1) Luke, being a physician, would naturally be interested in the "problem".
a) The "taken by a great fever" uses a verb that signals "being mobbed" (Luke 8:45) in the sense of being completely brought under the power of a matter, persons, things, etc. . Luke is the majority user (9 of 12 uses are in Luke/Acts).
b) The "fever" issue is also significant as Acts 28:8 indicates.
2) He alone mentions that it is a "great" fever. Four of the six uses of "fever" in the New Testament are within the records of this event. The details of the record vary somewhat, but Luke is the only one who "magnifies" the seriousness of the "fever" by adding the descriptor "great".
4. "They" asked Him concerning her.
a. Whoever the "they" are, they remain unidentified.
b. The word "besought" often merely means "to ask a question", though the various contexts add other issues into the narrative mix.
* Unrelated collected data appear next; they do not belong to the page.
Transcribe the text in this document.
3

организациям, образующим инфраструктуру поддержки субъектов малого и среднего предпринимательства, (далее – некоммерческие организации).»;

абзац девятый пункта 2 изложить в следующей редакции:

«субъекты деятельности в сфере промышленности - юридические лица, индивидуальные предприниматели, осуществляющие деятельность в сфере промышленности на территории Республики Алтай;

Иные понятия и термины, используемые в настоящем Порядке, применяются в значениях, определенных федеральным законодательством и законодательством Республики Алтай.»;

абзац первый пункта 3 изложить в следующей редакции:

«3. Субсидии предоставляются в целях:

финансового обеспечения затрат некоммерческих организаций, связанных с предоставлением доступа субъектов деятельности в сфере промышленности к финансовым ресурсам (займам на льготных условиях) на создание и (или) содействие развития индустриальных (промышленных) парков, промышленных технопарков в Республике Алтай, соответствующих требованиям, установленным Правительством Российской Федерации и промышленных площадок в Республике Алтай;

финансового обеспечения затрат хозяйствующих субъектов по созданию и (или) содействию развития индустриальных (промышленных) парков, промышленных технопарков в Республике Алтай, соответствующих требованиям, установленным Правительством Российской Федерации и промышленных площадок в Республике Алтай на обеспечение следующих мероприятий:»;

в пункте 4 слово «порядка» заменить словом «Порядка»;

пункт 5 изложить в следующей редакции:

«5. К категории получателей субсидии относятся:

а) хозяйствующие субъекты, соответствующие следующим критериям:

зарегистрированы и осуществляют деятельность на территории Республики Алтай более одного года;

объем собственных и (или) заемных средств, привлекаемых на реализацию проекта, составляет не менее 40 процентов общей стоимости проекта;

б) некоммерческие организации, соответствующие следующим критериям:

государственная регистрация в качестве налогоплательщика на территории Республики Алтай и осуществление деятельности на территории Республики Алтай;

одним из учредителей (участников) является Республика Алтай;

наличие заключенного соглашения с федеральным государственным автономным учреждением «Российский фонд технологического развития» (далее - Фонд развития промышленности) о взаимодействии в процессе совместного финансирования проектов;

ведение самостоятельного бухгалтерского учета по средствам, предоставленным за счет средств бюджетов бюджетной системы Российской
c. The word "for" is pretty typical with "genitives" and carries the idea of "surrounding" a matter, person, or thing [see Robertson's grammar].
d. The "authority" issue hovers as a hold-over from the events in the synagogue and it is highly likely that Jesus had as much to do with going to Simon's house as Simon did.
e. In neither the exorcism, nor this healing, is any sense given that the "victim" took an active part in his/her deliverance. There is no focus upon "faith": there is only a focus upon Jesus addressing a significant problem.
5. And He, having stood above/over her...
a. Luke, alone, specifies that Jesus "stood over her" [using a word that Luke captured (18 of 21 uses are his)] (Matthew says, "He touched her hand"; Mark says, "He took her by the hand and lifted her up...").
b. Luke's focus is still upon the "authority" of Jesus which needs no "touch" or other element.
6. ...rebuked the fever [just as He had "rebuked" the demon]...
7. And it left her.
8. And instantly she, having arisen...
9. ...ministered to them [became a "deaconess"]. Luke 22:27 clearly establishes this "ministry" thesis as a fundamental aspect of Jesus' "identity".
III. The Themes Are Profound.
A. Jesus arises and ministers -- the mother-in-law arises and ministers.
B. The "problem" is that people are "taken with" problems -- demons and diseases.
C. The solution is the "authority" of Jesus.
D. Those who receive the solution become like Him in "ministry".